The conclusion? Self-published authors, even the most successful ones, aren’t doing badly of course, but they are certainly not doing as well in terms of exposure as traditionally published authors. Sometimes, a traditionally published author who finds herself retrograded to the “midlist”, with the publisher giving no signs of wishing to renew the contract, may have no choice but to self-publish to survive. This is what Eileen Goudge did and so elegantly explained in a blog post here on Jane Friedman‘s blog, enticingly titled “Self-publish or Perish” (hence the title for my own blog post here).

However, we should remember that if the midlist author’s economic “survival” is ensured, it is largely thanks to the 70% royalty Amazon pays, because it is certainly not remarkable in terms of exposure – I won’t go further in the details and give you yet another ranking, you can check for yourself if you’re curious (here).

Moreover, one must remember that all rankings are ephemeral, they change constantly, and one needs to be Amazon itself (or set up a 24 hour watch for months on end) to figure out which authors have “staying power” and which don’t. So all the rankings I’m quoting here are merely indicative.

Still, some insights can be gleaned. It is particularly interesting to check on the more successful self-published authors and see how they fare today. I checked at random the more famous ones such as Amanda Hocking or John Locke whose amazing success stories (selling “a million copies” in a matter of months) have been instrumental in launching the self-publishing craze.

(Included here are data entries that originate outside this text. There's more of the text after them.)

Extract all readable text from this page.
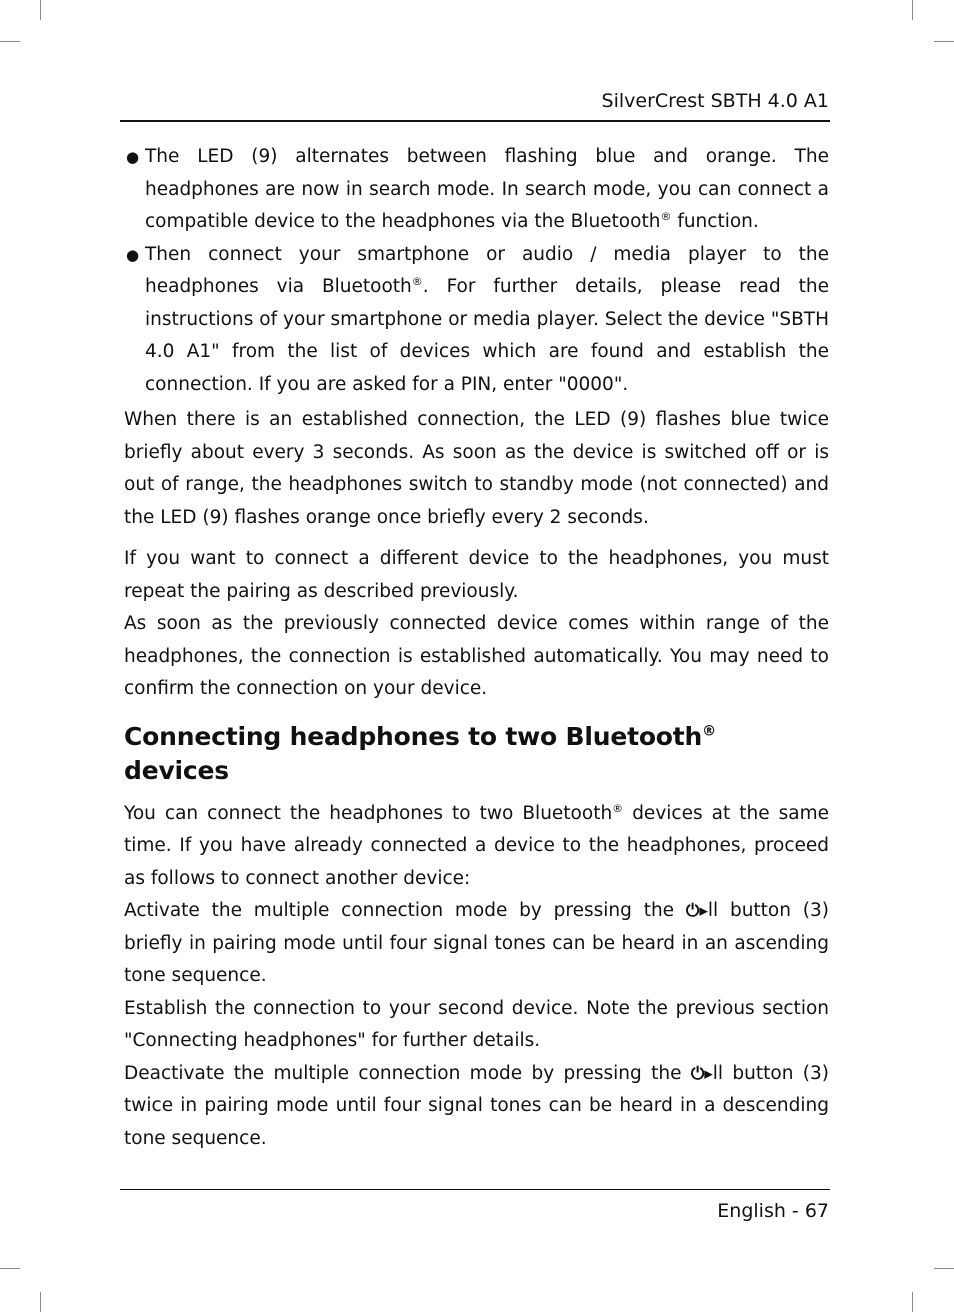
SilverCrest SBTH 4.0 A1
● The LED (9) alternates between flashing blue and orange. The headphones are now in search mode. In search mode, you can connect a compatible device to the headphones via the Bluetooth® function.
● Then connect your smartphone or audio / media player to the headphones via Bluetooth®. For further details, please read the instructions of your smartphone or media player. Select the device "SBTH 4.0 A1" from the list of devices which are found and establish the connection. If you are asked for a PIN, enter "0000".

When there is an established connection, the LED (9) flashes blue twice briefly about every 3 seconds. As soon as the device is switched off or is out of range, the headphones switch to standby mode (not connected) and the LED (9) flashes orange once briefly every 2 seconds.

If you want to connect a different device to the headphones, you must repeat the pairing as described previously.

As soon as the previously connected device comes within range of the headphones, the connection is established automatically. You may need to confirm the connection on your device.

Connecting headphones to two Bluetooth® devices

You can connect the headphones to two Bluetooth® devices at the same time. If you have already connected a device to the headphones, proceed as follows to connect another device:

Activate the multiple connection mode by pressing the ⏻▸ll button (3) briefly in pairing mode until four signal tones can be heard in an ascending tone sequence.

Establish the connection to your second device. Note the previous section "Connecting headphones" for further details.

Deactivate the multiple connection mode by pressing the ⏻▸ll button (3) twice in pairing mode until four signal tones can be heard in a descending tone sequence.

English - 67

Well, they are not doing as well today as you might expect. Amanda Hocking has two books going currently for free and her best selling book, My Blood Approves (now traditionally published by St Martin’s) is ranked #34,251 Paid in Kindle Store. John Locke’s Promise You Won’t Tell, with close to 1,200 reviews was going free the last time I checked and his best selling non-free book Casting Call (actually also the most recent, published in February 2014) is priced at $2.99 and ranked #11,195 in paid in Kindle Store. In other words, it’s doing reasonably well but breaking no records.

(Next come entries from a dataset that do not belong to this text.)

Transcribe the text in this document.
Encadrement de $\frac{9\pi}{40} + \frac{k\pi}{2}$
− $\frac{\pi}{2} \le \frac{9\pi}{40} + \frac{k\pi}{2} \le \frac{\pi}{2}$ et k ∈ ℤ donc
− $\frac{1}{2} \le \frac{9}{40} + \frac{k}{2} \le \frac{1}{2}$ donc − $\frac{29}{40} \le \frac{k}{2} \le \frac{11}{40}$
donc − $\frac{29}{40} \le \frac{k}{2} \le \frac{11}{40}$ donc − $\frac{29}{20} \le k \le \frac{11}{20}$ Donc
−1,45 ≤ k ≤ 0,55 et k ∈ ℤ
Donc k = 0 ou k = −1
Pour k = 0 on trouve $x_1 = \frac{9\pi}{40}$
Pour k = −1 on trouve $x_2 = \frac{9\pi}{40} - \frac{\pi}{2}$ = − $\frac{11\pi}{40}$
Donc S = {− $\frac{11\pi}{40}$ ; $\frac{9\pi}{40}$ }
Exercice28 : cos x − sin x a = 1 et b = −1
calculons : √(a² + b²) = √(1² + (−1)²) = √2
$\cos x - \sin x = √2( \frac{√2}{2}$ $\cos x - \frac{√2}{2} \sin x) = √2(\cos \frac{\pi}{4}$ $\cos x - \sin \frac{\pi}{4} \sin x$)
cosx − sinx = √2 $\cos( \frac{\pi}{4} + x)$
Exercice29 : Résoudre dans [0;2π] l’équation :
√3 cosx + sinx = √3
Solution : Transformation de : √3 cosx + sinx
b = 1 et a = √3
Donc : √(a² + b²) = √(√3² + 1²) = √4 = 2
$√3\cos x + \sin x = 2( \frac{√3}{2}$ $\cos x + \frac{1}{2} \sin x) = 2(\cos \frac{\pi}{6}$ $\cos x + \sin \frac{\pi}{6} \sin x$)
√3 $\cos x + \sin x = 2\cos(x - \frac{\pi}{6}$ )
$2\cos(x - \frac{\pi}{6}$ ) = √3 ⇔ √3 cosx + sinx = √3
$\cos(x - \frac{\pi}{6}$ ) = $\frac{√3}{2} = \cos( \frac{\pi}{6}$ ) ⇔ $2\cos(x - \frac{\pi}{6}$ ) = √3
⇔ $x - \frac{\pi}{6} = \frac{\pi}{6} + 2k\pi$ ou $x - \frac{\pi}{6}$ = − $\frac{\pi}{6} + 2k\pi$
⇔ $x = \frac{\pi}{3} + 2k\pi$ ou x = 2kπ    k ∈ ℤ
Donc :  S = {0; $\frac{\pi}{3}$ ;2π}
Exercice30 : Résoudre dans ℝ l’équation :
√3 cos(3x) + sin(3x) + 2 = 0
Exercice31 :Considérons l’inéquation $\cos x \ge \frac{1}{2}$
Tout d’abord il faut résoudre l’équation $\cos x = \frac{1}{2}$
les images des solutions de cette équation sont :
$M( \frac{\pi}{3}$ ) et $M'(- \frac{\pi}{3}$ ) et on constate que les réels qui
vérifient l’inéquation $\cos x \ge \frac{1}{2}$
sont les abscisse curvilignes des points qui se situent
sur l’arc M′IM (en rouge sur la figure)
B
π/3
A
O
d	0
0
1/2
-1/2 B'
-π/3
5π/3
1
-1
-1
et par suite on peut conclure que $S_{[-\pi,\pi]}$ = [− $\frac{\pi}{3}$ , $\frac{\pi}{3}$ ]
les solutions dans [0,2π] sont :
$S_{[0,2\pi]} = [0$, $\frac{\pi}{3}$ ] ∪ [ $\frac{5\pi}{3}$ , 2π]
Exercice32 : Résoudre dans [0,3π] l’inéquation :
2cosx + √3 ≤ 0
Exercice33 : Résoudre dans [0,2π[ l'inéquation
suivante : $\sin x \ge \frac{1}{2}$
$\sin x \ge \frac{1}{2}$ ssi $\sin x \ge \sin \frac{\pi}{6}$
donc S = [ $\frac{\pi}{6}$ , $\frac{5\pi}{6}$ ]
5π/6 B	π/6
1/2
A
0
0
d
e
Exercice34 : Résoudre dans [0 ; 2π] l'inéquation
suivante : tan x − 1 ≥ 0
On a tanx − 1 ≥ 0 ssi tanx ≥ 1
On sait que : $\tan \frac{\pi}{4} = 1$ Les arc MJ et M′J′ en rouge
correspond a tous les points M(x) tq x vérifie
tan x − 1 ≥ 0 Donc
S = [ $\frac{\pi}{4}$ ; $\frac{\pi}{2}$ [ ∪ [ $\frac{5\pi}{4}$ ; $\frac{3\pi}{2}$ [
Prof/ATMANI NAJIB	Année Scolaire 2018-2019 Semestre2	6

Why are such famous self-published authors with millions of copies sold – I would say even “iconic” writers – following the free promotion strategy exactly as propounded by self-published author David Gaughran in his excellent guidebook Let’s Get Visible?

I’m sure you can come up with still more striking success stories, and please be sure to highlight them out in the comments, but my point is that the success doesn’t stay on…it waxes and wanes (which is natural) and then falls off a cliff, to use David Gaughran’s striking metaphor. Hence, the authors efforts to revive their books with free promotions. A tough life!

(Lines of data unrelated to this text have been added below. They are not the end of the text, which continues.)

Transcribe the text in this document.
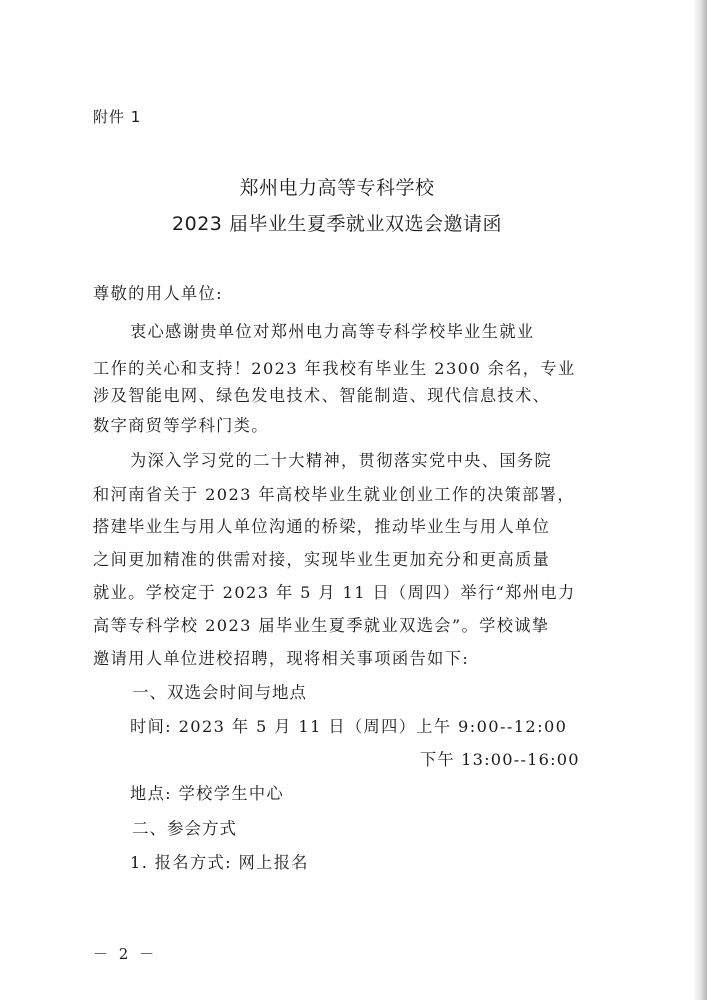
附件 1
郑州电力高等专科学校
2023 届毕业生夏季就业双选会邀请函
尊敬的用人单位:
衷心感谢贵单位对郑州电力高等专科学校毕业生就业
工作的关心和支持！2023 年我校有毕业生 2300 余名，专业
涉及智能电网、绿色发电技术、智能制造、现代信息技术、
数字商贸等学科门类。
为深入学习党的二十大精神，贯彻落实党中央、国务院
和河南省关于 2023 年高校毕业生就业创业工作的决策部署，
搭建毕业生与用人单位沟通的桥梁，推动毕业生与用人单位
之间更加精准的供需对接，实现毕业生更加充分和更高质量
就业。学校定于 2023 年 5 月 11 日（周四）举行“郑州电力
高等专科学校 2023 届毕业生夏季就业双选会”。学校诚挚
邀请用人单位进校招聘，现将相关事项函告如下:
一、双选会时间与地点
时间: 2023 年 5 月 11 日（周四）上午 9:00--12:00
下午 13:00--16:00
地点: 学校学生中心
二、参会方式
1. 报名方式: 网上报名
－ 2 －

Now if life is tough for the more successful self-published authors, try and imagine what it’s like for the rest of us?

The reason why? Basically the tsunami of books that buries every single newcomer!

No doubt this is another compelling reason why you should follow David Gaughran’s advice. And don’t get discouraged, Amazon has just handed out a candy to self-published authors, making it possible for them for the first time ever to access to the “pre-order” functionality on its website (is this a side-effect of the Hachette-Amazon spat? Who knows…) Regardless of Amazon’s reasons for doing this, it is a big gift, because it means that,  just like a traditional publisher could do till now, you are able to promote your book on all the sites you navigate for 90 days prior to launching, while pre-orders accumulate on Amazon’s site: on the day of release, all these orders are filled at a single go, ensuring a boost to your book, launching it up Amazon’s rankings!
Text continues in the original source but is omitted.